Fraud attempts will likely increase 14% during the 2018 peak holiday season between Thanksgiving Day and Cyber Monday, according to new benchmark data from ACI Worldwide.
The banking solutions provider revealed its projected increase in fraud attempts based on hundreds of millions of merchant transactions, including from some the world’s leading global retail brands.
Fraud attempts are likely to peak on Thanksgiving Day as transaction volume surges 23% compared to the same day last year, according to the projections. The volume of transactions on Thanksgiving Day is expected to surge 23% compared to Thanksgiving 2017, while fraud attempts are expected to hit a high 1.80% of transactions.
Transaction volume on Black Friday will likely rise 19% in 2018 compared to 2017, with fraud attempts affecting 1.30%, according to the company.
“Buy online, pick up in-store” and call centers will be areas of focus for fraudsters as cross channel fraud also continues to grow, the data showed. And the attempted fraud average ticket price, or a merchant’s average size of individual sales by credit card, is expected to increase 3% from $236 to $243, ACI said.

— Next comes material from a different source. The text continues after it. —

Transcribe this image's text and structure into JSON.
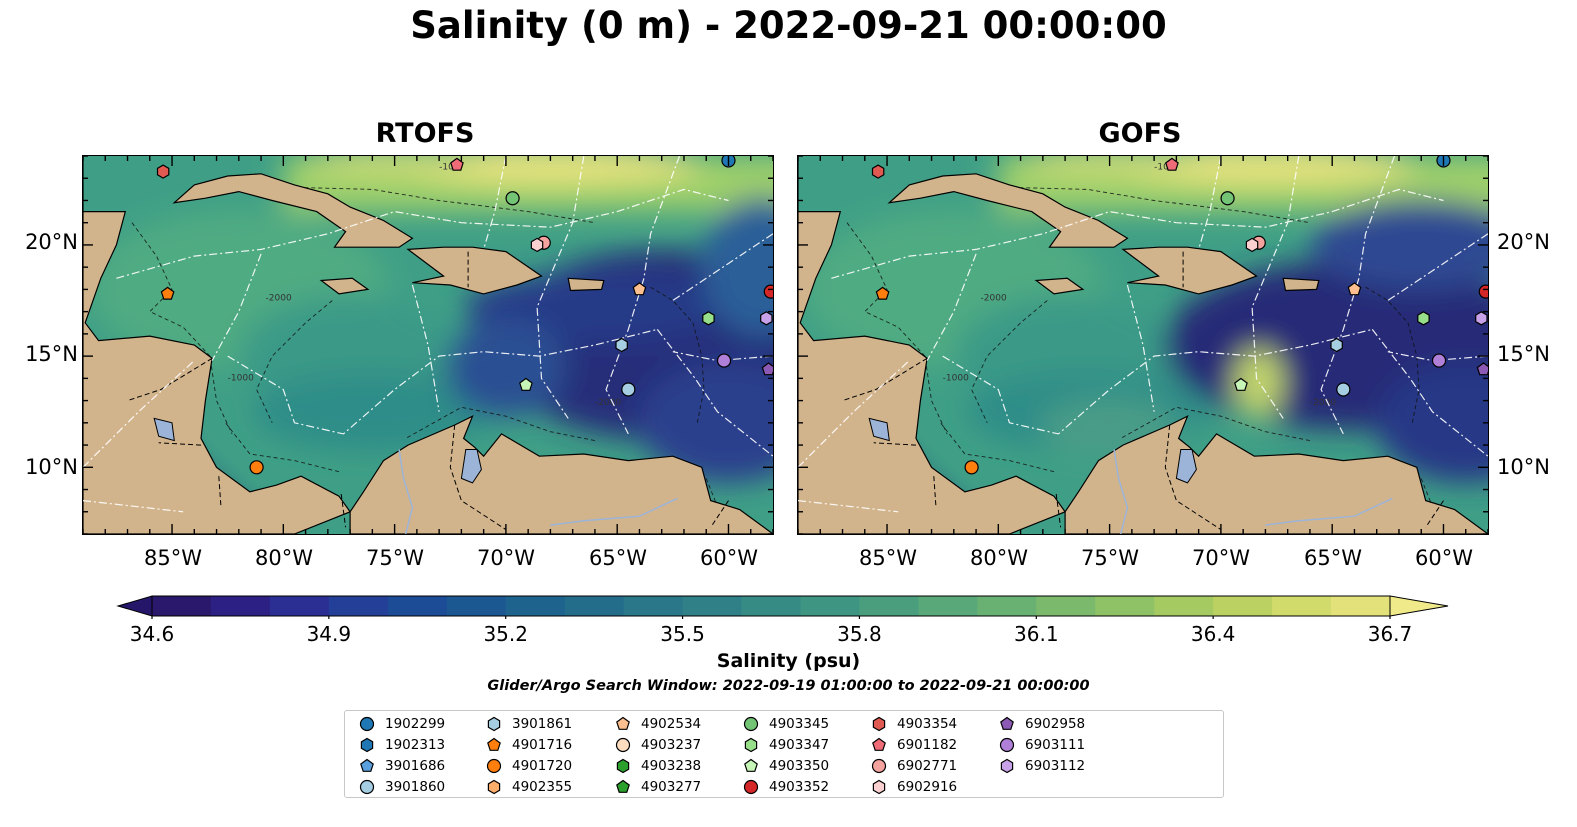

“As more consumers purchase big ticket items like smartphones, TVs and other electronics, we expect the attempted fraud average ticket price to be higher this year than in previous years,” according to Erika Dietrich, global director, Payments Risk, ACI Worldwide.

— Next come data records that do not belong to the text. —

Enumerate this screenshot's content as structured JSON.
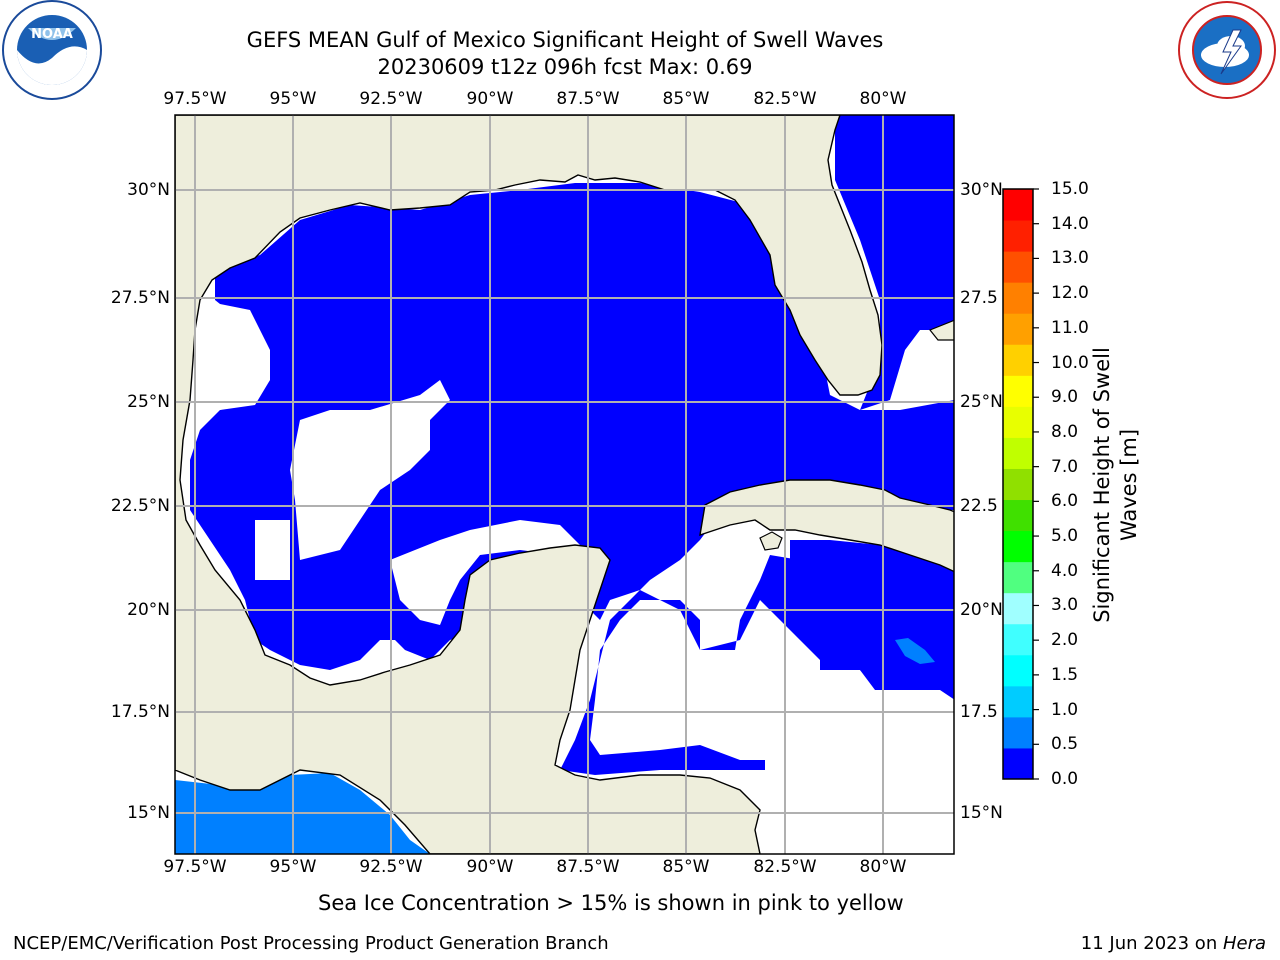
{
  "title": {
    "line1": "GEFS MEAN Gulf of Mexico Significant Height of Swell Waves",
    "line2": "20230609 t12z 096h fcst   Max: 0.69"
  },
  "logos": {
    "left": "noaa-logo",
    "right": "national-weather-service-logo"
  },
  "map": {
    "lon_labels": [
      "97.5°W",
      "95°W",
      "92.5°W",
      "90°W",
      "87.5°W",
      "85°W",
      "82.5°W",
      "80°W"
    ],
    "lat_labels_left": [
      "30°N",
      "27.5°N",
      "25°N",
      "22.5°N",
      "20°N",
      "17.5°N",
      "15°N"
    ],
    "lat_labels_right": [
      "30°N",
      "27.5",
      "25°N",
      "22.5",
      "20°N",
      "17.5",
      "15°N"
    ],
    "colors": {
      "land": "#eeeedc",
      "ocean_low": "#0000ff",
      "ocean_mid": "#0080ff",
      "gridline": "#b0b0b0"
    }
  },
  "colorbar": {
    "label_line1": "Significant Height of Swell",
    "label_line2": "Waves [m]",
    "ticks": [
      "15.0",
      "14.0",
      "13.0",
      "12.0",
      "11.0",
      "10.0",
      "9.0",
      "8.0",
      "7.0",
      "6.0",
      "5.0",
      "4.0",
      "3.0",
      "2.0",
      "1.5",
      "1.0",
      "0.5",
      "0.0"
    ],
    "colors_bottom_to_top": [
      "#0000ff",
      "#0080ff",
      "#00ccff",
      "#00ffff",
      "#40ffff",
      "#a0ffff",
      "#50ff80",
      "#00ff00",
      "#40e000",
      "#90e000",
      "#c0ff00",
      "#e8ff00",
      "#ffff00",
      "#ffd000",
      "#ffa000",
      "#ff8000",
      "#ff5000",
      "#ff2000",
      "#ff0000"
    ]
  },
  "notes": {
    "sea_ice": "Sea Ice Concentration > 15% is shown in pink to yellow"
  },
  "footer": {
    "left": "NCEP/EMC/Verification Post Processing Product Generation Branch",
    "right_prefix": "11 Jun 2023 on ",
    "right_host": "Hera"
  }
}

“Fraudsters will keep an eye on items that have limited inventory as it gives them an additional opportunity to steal and sell those items on the black market for a higher price so consumers and merchants alike must be vigilant in such cases,” Dietrich added.
How to combat fraud this holiday shopping season
In addition to publishing the benchmark study ahead of Thanksgiving, ACI is serving tips and tricks on how to stay out of harm’s way, and that includes for businesses too.
Regular customers are advised to always shop at reputable websites, avoid public WI-Fi networks, use biometric authentication wherever possible, avoid using the same credentials with multiple merchants, and even refrain from using public wireless charging stations to avoid “juice jacking,” where fake kiosks are rigged to steal personal data from devices.
ACI tell businesses, meanwhile, to identify where fraud has previously been an issue, monitor for threats with solutions designed to detect abnormal behavior, communicate fraud-countering strategies well across teams, profile customers, and employ rapid access to fraud intelligence to inform tactics in real time.